Dhruv Sharma: But you've still been bringing the time to decision down and down and further down?
Anubhav Jain (Co-founder & CEO, Rupifi): Oh, yes, of course. The first 5,000 cases that we onboarded, I personally underwritten each one of them myself.
Dhruv Sharma: Absolutely. In the real world, the question of Udhari doesn't even start till you've transacted at least 10 or 12 times. But in these contexts, the ones you're talking about, if Flipkart Wholesale is involved and Rupify is involved, even if it's a first-time customer, business customer, you can start by extending credit, right? Yeah, it depends.

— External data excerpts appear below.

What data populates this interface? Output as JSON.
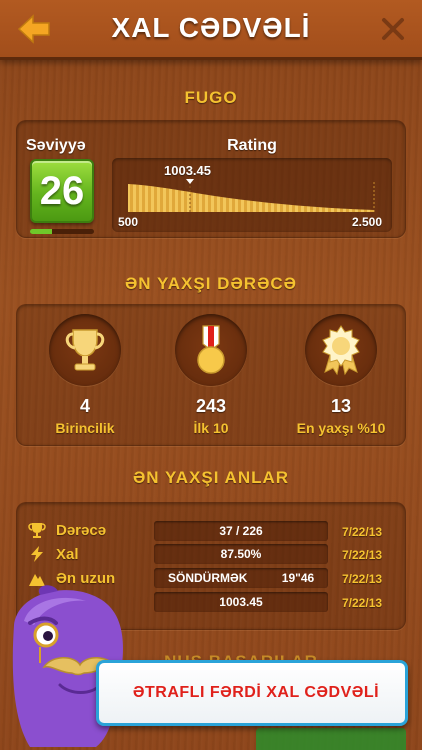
{
  "header": {
    "title": "XAL CƏDVƏLİ",
    "back_icon": "back-arrow-icon",
    "close_icon": "close-icon"
  },
  "player": {
    "name": "FUGO",
    "level_label": "Səviyyə",
    "level": "26",
    "level_progress": 0.35
  },
  "rating": {
    "label": "Rating",
    "current": "1003.45",
    "min": "500",
    "max": "2.500"
  },
  "best_ranks": {
    "title": "ƏN YAXŞI DƏRƏCƏ",
    "items": [
      {
        "icon": "trophy-icon",
        "value": "4",
        "label": "Birincilik"
      },
      {
        "icon": "medal-icon",
        "value": "243",
        "label": "İlk 10"
      },
      {
        "icon": "rosette-icon",
        "value": "13",
        "label": "En yaxşı %10"
      }
    ]
  },
  "best_moments": {
    "title": "ƏN YAXŞI ANLAR",
    "rows": [
      {
        "icon": "trophy-icon",
        "label": "Dərəcə",
        "value": "37 / 226",
        "date": "7/22/13"
      },
      {
        "icon": "lightning-icon",
        "label": "Xal",
        "value": "87.50%",
        "date": "7/22/13"
      },
      {
        "icon": "mountain-icon",
        "label": "Ən uzun",
        "value_left": "SÖNDÜRMƏK",
        "value_right": "19\"46",
        "date": "7/22/13"
      },
      {
        "icon": "",
        "label": "",
        "value": "1003.45",
        "date": "7/22/13"
      }
    ]
  },
  "partial_section_title": "NUS BAŞARILAR",
  "cta": {
    "label": "ƏTRAFLI FƏRDİ XAL CƏDVƏLİ"
  },
  "colors": {
    "accent_gold": "#f5c230",
    "cta_text": "#e0211b",
    "cta_border": "#2aa3d8",
    "level_green": "#64b41e"
  }
}
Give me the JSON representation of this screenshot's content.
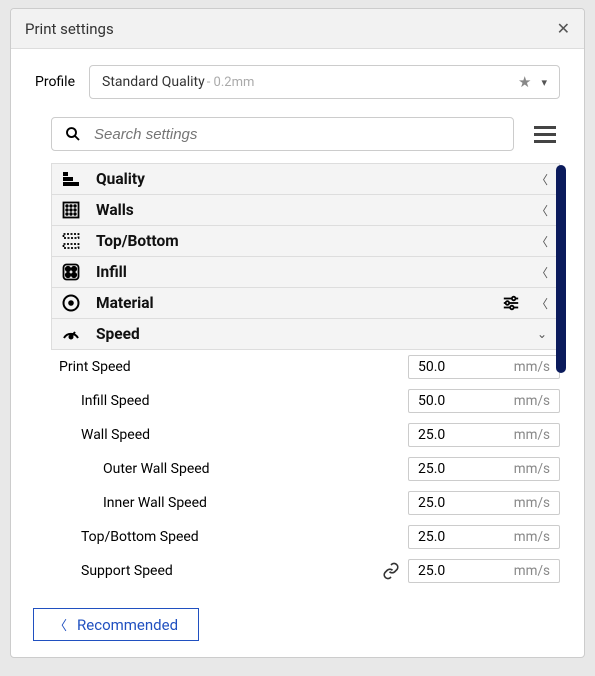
{
  "panel": {
    "title": "Print settings"
  },
  "profile": {
    "label": "Profile",
    "name": "Standard Quality",
    "sub": " - 0.2mm"
  },
  "search": {
    "placeholder": "Search settings"
  },
  "sections": {
    "quality": {
      "label": "Quality",
      "expanded": false
    },
    "walls": {
      "label": "Walls",
      "expanded": false
    },
    "topbottom": {
      "label": "Top/Bottom",
      "expanded": false
    },
    "infill": {
      "label": "Infill",
      "expanded": false
    },
    "material": {
      "label": "Material",
      "expanded": false,
      "has_settings_icon": true
    },
    "speed": {
      "label": "Speed",
      "expanded": true
    }
  },
  "speed": {
    "unit": "mm/s",
    "print_speed": {
      "label": "Print Speed",
      "value": "50.0"
    },
    "infill_speed": {
      "label": "Infill Speed",
      "value": "50.0"
    },
    "wall_speed": {
      "label": "Wall Speed",
      "value": "25.0"
    },
    "outer_wall": {
      "label": "Outer Wall Speed",
      "value": "25.0"
    },
    "inner_wall": {
      "label": "Inner Wall Speed",
      "value": "25.0"
    },
    "topbottom_speed": {
      "label": "Top/Bottom Speed",
      "value": "25.0"
    },
    "support_speed": {
      "label": "Support Speed",
      "value": "25.0",
      "linked": true
    }
  },
  "footer": {
    "recommended": "Recommended"
  }
}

Anubhav Jain (Co-founder & CEO, Rupifi): Yes, I think that's a very interesting question. So a B2B marketplace would want us to extend credit from day zero because it becomes an acquisition hook for them. As a principle, we've not done that. Because like I said, we are not underwriting the borrower. We are underwriting the transaction. And if there is no transaction history, I don't have a basis to underwrite. And let me tell you, the one variable out of like probably 500 variables that we have looked at, a cross-credit, transaction data, banking, GST, the one variable that differentiates risk the most is the amount of history I have between the buyer and the supplier. The longer the history, the lower the risk. So, and this is based on so many transactions that we've done. And it was very surprising that if a customer has 18 months of history, very low risk. If a customer has three months of history, very high risk. And this variable does better than your Sibyl score or any other variable in the model.

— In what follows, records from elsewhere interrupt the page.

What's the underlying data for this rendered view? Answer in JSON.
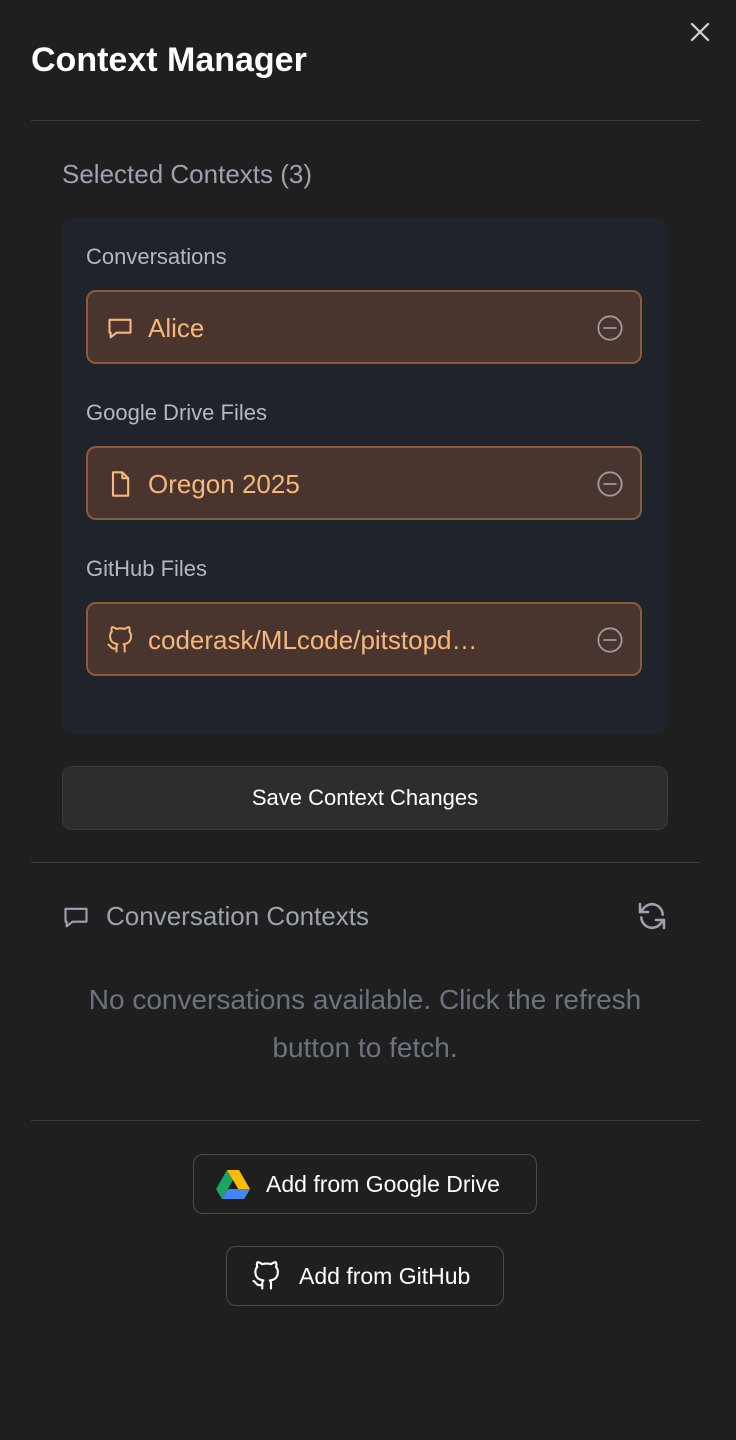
{
  "header": {
    "title": "Context Manager",
    "close_icon": "close-icon"
  },
  "selected": {
    "heading": "Selected Contexts (3)",
    "groups": [
      {
        "label": "Conversations",
        "items": [
          {
            "icon": "chat-bubble-icon",
            "label": "Alice"
          }
        ]
      },
      {
        "label": "Google Drive Files",
        "items": [
          {
            "icon": "file-icon",
            "label": "Oregon 2025"
          }
        ]
      },
      {
        "label": "GitHub Files",
        "items": [
          {
            "icon": "github-icon",
            "label": "coderask/MLcode/pitstopd…"
          }
        ]
      }
    ],
    "remove_icon": "minus-circle-icon",
    "save_label": "Save Context Changes"
  },
  "conversations": {
    "icon": "chat-bubble-icon",
    "heading": "Conversation Contexts",
    "refresh_icon": "refresh-icon",
    "empty_message": "No conversations available. Click the refresh button to fetch."
  },
  "actions": {
    "google_drive_label": "Add from Google Drive",
    "github_label": "Add from GitHub"
  },
  "colors": {
    "background": "#1f1f1f",
    "chip_bg": "#4a352e",
    "chip_border": "#8a5a3a",
    "chip_text": "#f5b87a",
    "contexts_box_bg": "#1f232c"
  }
}
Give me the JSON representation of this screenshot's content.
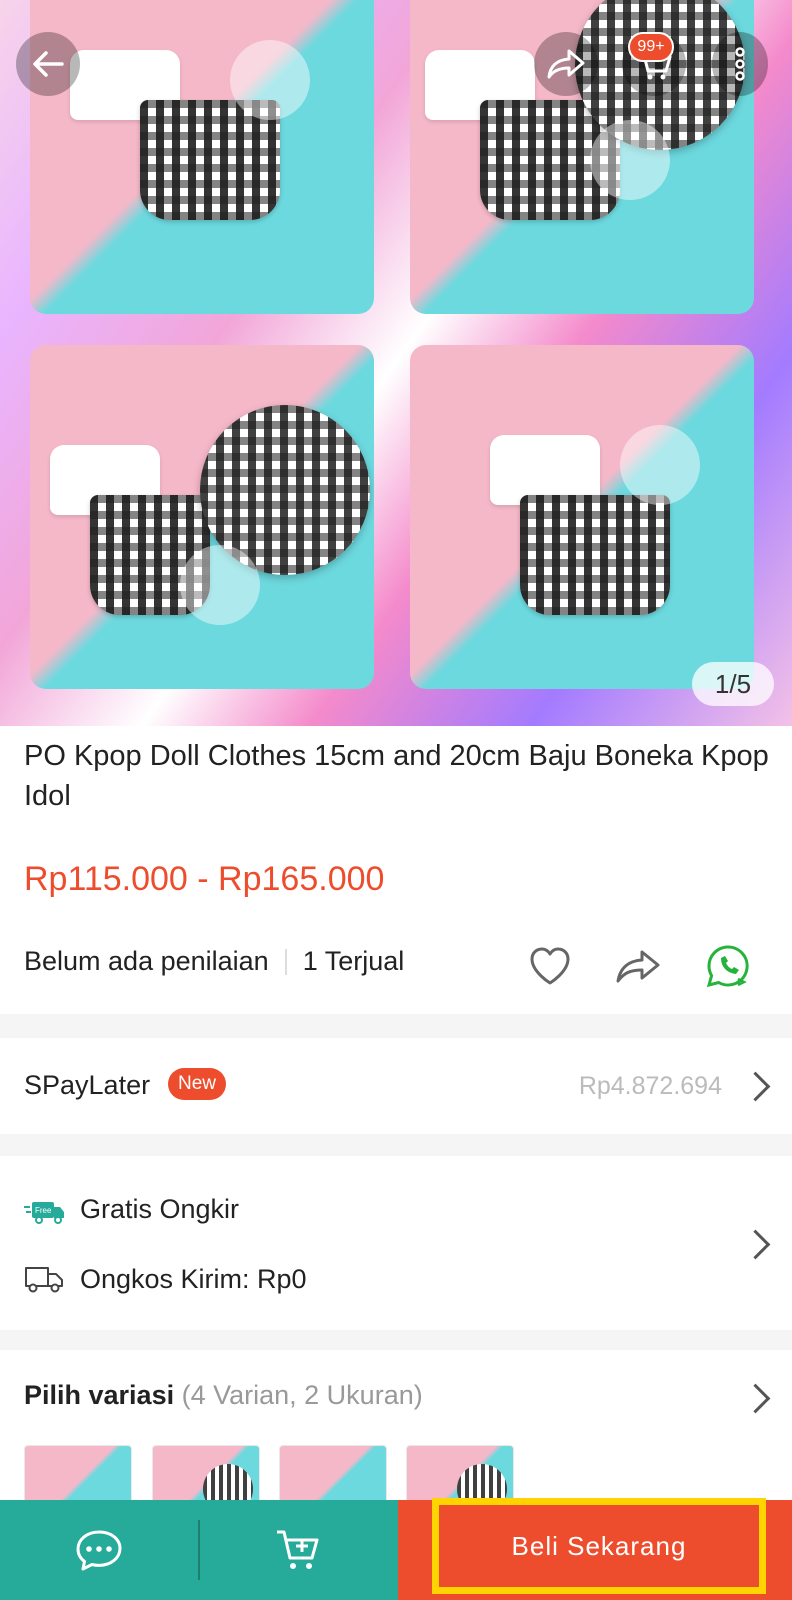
{
  "hero": {
    "image_counter": "1/5",
    "cart_badge": "99+",
    "icons": [
      "back-arrow-icon",
      "share-icon",
      "cart-icon",
      "more-vertical-icon"
    ]
  },
  "product": {
    "title": "PO Kpop Doll Clothes 15cm and 20cm Baju Boneka Kpop Idol",
    "price": "Rp115.000 - Rp165.000",
    "rating_text": "Belum ada penilaian",
    "sold_text": "1 Terjual"
  },
  "paylater": {
    "label": "SPayLater",
    "tag": "New",
    "value": "Rp4.872.694"
  },
  "shipping": {
    "free_badge": "Free",
    "free_label": "Gratis Ongkir",
    "cost_label": "Ongkos Kirim: Rp0"
  },
  "variation": {
    "label": "Pilih variasi",
    "detail": "(4 Varian, 2 Ukuran)"
  },
  "bottom_bar": {
    "buy_now": "Beli Sekarang"
  },
  "colors": {
    "accent": "#ee4d2d",
    "green": "#26aa99",
    "highlight": "#ffd400"
  }
}
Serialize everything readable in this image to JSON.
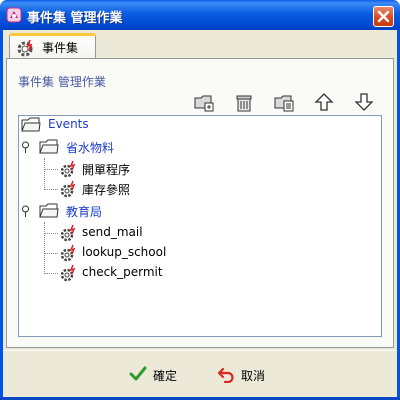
{
  "window": {
    "title": "事件集 管理作業"
  },
  "tab": {
    "label": "事件集"
  },
  "panel": {
    "section_label": "事件集 管理作業"
  },
  "toolbar": {
    "icons": [
      "new-folder-icon",
      "trash-icon",
      "edit-folder-icon",
      "arrow-up-icon",
      "arrow-down-icon"
    ]
  },
  "tree": {
    "root": "Events",
    "groups": [
      {
        "label": "省水物料",
        "items": [
          "開單程序",
          "庫存參照"
        ]
      },
      {
        "label": "教育局",
        "items": [
          "send_mail",
          "lookup_school",
          "check_permit"
        ]
      }
    ]
  },
  "footer": {
    "ok_label": "確定",
    "cancel_label": "取消"
  },
  "colors": {
    "title_bar": "#0054e3",
    "client_bg": "#ece9d8",
    "label_blue": "#1a3ccf",
    "section_label": "#4a5ba3"
  }
}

Utsav Somani: So... All right. Anubhav, I think we're running out of time. Sorry to interrupt you. But just for our listeners to know what the scale of Rupify is today, can you share some recent numbers?
Anubhav Jain (Co-founder & CEO, Rupifi): Yeah, sure. So we've had close to around 250,000 SMBs that we've onboarded and we work with. These are 90% of the retailer category. So it could be a small shop, but industry agnostic. It could be a hardware shop. It could be an agri-input shop, gelada shop, mobile shop, pharmacy, any of these. And our average ticket size is very low. Average credit limit that we approve is around a lakh. And the average transaction that we power is around 10,000. And yeah, we would have done close to around 7,000 crores till date in B2B credit.
Utsav Somani: So yeah, that's the... Do you have your own NBFC as well? Do you have an NBFC license as well?
Anubhav Jain (Co-founder & CEO, Rupifi): No, we operate as an LSP under the RBI digital lending guidelines. But we plan to have one.
Utsav Somani: All right, Anubhav, get better soon. Thank you so much for giving us your time today.
Anubhav Jain (Co-founder & CEO, Rupifi): Thank you so much, guys. Sorry for this. No, no, thanks.
Dhruv Sharma: No, thanks for honoring your commitment. Yes, thank you.
Utsav Somani: All right, listeners. Thank you so much for tuning in. We'll see you on Friday for our final stream of the week at 4 p.m. Thank you. Have a good rest of the week ahead.